Module Overview
This module establishes how modern language models represent and process text. It covers the Transformer's core mechanics — from embeddings and the attention mechanism to the three canonical architecture families — and the tokenization strategies that prepare raw text for these models.
Learning Objectives
- Explain how embeddings map discrete tokens into a continuous semantic space.
- Distinguish self-attention, multi-head attention, masked multi-head attention, and cross-attention by purpose and information flow.
- Compare encoder-only, decoder-only, and encoder–decoder Transformers and identify the task each suits.
- Justify why positional encoding is required and how it is injected.
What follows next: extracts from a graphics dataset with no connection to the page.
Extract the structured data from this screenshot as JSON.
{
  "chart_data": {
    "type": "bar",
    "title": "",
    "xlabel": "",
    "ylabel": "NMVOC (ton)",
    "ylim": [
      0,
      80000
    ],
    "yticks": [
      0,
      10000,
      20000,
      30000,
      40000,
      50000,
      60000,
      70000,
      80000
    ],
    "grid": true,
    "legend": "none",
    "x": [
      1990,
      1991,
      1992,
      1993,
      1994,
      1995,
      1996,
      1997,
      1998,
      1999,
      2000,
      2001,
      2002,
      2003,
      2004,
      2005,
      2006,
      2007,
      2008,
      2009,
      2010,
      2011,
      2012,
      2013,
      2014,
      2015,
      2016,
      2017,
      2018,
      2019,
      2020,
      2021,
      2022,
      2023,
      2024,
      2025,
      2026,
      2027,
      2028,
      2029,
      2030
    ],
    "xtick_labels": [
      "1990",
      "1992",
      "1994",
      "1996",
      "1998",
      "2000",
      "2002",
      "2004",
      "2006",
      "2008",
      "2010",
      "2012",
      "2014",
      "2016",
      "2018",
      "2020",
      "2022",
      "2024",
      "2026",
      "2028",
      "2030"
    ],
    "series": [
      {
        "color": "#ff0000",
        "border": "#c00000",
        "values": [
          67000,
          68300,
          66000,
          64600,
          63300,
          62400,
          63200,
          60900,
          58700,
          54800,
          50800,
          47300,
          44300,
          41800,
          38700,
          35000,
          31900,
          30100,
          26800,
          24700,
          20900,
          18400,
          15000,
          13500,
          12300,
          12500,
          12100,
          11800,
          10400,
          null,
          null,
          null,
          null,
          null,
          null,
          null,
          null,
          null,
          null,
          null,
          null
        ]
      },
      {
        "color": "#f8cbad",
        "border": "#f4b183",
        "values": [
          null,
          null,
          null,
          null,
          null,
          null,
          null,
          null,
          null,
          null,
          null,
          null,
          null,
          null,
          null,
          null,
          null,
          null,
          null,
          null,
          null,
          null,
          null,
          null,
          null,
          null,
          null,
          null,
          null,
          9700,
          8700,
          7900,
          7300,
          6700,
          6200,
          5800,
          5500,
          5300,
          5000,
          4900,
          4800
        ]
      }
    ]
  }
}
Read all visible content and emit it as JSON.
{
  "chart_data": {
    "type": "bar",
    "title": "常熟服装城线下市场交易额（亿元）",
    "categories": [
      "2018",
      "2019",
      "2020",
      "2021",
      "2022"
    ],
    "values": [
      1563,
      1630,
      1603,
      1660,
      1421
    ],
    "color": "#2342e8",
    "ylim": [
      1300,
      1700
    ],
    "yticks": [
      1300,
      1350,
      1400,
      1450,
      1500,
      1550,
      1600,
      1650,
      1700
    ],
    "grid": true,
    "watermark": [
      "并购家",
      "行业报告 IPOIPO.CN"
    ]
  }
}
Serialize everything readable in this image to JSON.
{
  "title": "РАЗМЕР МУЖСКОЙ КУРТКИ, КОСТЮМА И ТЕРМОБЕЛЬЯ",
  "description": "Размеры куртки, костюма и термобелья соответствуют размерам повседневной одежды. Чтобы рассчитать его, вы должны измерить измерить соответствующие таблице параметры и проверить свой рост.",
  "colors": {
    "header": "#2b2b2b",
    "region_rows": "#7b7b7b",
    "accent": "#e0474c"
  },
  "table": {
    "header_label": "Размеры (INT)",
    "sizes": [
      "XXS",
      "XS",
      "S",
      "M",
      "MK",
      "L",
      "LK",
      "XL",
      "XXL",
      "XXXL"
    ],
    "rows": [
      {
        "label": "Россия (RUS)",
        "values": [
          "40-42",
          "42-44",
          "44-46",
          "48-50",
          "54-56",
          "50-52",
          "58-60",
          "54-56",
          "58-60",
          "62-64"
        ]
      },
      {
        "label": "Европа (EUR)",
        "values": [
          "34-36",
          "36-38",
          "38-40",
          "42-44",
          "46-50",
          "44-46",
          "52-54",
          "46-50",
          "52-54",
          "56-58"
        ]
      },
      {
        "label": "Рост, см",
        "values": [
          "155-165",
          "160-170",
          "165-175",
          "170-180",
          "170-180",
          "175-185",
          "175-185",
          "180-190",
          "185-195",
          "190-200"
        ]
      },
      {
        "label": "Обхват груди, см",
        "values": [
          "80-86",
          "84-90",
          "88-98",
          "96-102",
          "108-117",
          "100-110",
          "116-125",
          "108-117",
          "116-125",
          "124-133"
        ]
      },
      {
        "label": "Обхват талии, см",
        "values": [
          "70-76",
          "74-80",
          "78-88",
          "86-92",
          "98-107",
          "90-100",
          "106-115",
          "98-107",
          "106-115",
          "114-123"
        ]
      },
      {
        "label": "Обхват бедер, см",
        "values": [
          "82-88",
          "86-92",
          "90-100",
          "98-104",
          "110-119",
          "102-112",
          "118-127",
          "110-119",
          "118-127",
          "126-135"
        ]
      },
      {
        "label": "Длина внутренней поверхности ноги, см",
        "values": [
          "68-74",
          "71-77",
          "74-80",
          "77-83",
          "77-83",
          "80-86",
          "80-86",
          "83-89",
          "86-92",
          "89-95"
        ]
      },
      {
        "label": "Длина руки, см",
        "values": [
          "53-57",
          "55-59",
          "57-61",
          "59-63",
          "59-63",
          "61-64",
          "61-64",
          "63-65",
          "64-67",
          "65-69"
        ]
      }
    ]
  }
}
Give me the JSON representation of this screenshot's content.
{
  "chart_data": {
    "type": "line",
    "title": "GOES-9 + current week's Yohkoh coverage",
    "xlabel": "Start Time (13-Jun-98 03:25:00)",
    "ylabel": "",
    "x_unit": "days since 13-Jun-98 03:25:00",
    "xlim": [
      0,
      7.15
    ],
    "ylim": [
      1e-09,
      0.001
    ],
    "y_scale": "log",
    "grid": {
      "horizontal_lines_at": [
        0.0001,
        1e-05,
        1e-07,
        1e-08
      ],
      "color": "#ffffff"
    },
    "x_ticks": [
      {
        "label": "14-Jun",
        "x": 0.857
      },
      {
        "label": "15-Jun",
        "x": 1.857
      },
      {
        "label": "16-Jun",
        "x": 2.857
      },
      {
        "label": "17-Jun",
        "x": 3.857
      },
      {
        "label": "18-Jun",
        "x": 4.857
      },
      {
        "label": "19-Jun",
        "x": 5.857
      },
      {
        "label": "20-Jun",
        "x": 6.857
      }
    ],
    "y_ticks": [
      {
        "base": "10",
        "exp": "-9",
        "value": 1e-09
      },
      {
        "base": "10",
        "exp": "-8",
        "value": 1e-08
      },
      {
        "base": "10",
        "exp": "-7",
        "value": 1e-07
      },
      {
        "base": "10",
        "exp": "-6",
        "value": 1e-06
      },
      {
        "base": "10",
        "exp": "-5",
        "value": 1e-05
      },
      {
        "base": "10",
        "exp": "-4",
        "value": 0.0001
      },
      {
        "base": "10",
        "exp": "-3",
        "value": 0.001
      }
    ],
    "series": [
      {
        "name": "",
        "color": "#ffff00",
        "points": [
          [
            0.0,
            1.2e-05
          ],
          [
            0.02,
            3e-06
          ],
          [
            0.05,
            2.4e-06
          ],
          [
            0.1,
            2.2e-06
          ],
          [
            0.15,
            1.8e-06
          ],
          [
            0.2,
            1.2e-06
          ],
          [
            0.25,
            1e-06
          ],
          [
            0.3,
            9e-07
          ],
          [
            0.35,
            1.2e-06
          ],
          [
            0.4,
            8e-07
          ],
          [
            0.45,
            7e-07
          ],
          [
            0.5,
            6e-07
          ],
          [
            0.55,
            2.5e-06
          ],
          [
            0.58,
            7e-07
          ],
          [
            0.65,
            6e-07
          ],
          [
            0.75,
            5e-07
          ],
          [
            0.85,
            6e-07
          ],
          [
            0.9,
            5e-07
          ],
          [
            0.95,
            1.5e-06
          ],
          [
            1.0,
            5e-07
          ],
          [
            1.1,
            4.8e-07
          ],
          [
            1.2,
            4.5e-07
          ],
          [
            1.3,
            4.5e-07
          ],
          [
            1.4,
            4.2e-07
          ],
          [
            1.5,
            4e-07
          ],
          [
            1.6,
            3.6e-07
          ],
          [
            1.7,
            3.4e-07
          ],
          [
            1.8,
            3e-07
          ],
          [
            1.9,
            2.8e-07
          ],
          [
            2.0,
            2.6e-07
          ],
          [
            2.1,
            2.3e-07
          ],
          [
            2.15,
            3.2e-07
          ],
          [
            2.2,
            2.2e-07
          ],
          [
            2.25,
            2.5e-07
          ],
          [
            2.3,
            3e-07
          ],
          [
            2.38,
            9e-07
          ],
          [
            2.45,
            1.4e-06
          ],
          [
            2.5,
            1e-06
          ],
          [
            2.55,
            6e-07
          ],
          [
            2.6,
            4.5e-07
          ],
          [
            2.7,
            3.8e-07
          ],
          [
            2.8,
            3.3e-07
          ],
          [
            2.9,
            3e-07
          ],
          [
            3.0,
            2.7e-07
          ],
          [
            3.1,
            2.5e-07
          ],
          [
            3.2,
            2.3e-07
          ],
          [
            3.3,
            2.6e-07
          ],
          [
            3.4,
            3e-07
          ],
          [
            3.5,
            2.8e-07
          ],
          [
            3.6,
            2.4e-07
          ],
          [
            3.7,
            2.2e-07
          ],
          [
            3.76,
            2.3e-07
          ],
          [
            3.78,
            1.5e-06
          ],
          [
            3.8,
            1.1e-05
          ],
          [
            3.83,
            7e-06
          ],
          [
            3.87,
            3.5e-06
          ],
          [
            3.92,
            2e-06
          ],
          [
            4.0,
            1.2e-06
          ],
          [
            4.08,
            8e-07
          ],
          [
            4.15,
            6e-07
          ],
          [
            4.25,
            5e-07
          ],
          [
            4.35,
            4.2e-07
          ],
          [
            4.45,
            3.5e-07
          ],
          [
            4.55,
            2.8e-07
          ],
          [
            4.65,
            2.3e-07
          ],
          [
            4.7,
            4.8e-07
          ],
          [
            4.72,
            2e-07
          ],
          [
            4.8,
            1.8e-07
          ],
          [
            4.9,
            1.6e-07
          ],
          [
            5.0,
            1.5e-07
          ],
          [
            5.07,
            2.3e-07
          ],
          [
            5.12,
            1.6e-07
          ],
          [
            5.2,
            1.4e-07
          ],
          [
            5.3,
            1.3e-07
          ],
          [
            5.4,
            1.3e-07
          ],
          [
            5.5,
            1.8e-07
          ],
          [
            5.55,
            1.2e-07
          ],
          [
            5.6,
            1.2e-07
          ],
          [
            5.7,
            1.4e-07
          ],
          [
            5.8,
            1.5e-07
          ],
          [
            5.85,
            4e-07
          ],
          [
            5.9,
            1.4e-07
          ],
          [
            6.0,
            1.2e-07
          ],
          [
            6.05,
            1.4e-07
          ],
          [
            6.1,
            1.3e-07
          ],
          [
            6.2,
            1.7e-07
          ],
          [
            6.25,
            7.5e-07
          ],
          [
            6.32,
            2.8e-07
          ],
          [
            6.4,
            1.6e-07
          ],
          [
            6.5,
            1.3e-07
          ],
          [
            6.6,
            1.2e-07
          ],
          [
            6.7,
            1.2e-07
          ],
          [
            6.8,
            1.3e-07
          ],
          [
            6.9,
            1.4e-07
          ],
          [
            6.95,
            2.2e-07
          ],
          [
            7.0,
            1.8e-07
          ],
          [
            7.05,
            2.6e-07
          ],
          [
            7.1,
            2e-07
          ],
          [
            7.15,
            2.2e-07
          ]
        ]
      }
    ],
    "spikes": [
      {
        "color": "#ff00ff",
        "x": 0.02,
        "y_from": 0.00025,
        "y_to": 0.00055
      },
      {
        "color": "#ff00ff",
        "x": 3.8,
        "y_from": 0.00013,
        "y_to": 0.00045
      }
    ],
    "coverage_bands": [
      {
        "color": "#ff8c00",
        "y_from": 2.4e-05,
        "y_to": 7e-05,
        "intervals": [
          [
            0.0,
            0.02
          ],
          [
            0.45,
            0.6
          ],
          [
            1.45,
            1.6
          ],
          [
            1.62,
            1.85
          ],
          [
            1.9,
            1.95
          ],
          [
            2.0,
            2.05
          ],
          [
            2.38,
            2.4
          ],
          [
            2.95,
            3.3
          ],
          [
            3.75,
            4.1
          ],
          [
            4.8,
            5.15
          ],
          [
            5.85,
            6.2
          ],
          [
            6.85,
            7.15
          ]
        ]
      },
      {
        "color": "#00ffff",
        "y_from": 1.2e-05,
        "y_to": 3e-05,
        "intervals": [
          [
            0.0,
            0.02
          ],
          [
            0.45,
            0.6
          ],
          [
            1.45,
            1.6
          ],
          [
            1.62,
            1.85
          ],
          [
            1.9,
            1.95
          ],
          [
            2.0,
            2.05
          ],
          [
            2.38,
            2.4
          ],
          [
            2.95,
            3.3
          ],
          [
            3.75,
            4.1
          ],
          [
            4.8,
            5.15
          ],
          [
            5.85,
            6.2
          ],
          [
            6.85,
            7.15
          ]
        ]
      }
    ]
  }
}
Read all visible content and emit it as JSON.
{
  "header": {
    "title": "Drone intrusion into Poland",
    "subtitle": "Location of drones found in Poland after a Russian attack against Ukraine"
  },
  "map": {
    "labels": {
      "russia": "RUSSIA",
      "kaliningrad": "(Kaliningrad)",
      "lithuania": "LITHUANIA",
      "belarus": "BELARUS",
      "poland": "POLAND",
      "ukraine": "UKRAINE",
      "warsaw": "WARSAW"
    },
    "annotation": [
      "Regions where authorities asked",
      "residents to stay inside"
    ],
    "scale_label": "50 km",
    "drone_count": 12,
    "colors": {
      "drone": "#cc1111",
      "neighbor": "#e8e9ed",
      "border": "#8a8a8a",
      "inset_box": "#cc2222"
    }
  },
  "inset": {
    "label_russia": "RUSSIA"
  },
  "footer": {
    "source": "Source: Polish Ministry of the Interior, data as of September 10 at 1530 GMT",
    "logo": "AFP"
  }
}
- Select an appropriate tokenization strategy and explain its effect on vocabulary, sequence length, and multilingual coverage.
Topics Covered
Transformer Core Mechanics
- Embeddings: from discrete tokens to continuous vector space
- The attention mechanism — intuition and formulation
- Self-attention: queries, keys, and values
- Multi-head attention and the value of multiple representation subspaces
- Masked multi-head attention and causal (autoregressive) information flow
- Positional encoding and order awareness
- Encoder–decoder Transformers
- Encoder-only Transformers
- Decoder-only Transformers
- Cross-attention and its role in conditioning generation on encoded input
Tokenization Strategies
- Taxonomy of tokenization: word-level, subword, character-level, byte-level
- Byte-Pair Encoding (BPE)
- WordPiece
- SentencePiece
- Trade-offs: vocabulary size, sequence length, out-of-vocabulary handling, and multilingual/code coverage
Key Concepts & Terminology
Attention weights, query/key/value projections, causal masking, context window, embedding dimension, subword vocabulary, special tokens, byte-level fallback.
Tools & Frameworks Referenced
Hugging Face Transformers, tokenizers library (BPE / WordPiece / Unigram-SentencePiece).
Prerequisites
Intermediate Python and a working understanding of neural network training fundamentals (loss, gradients, overfitting).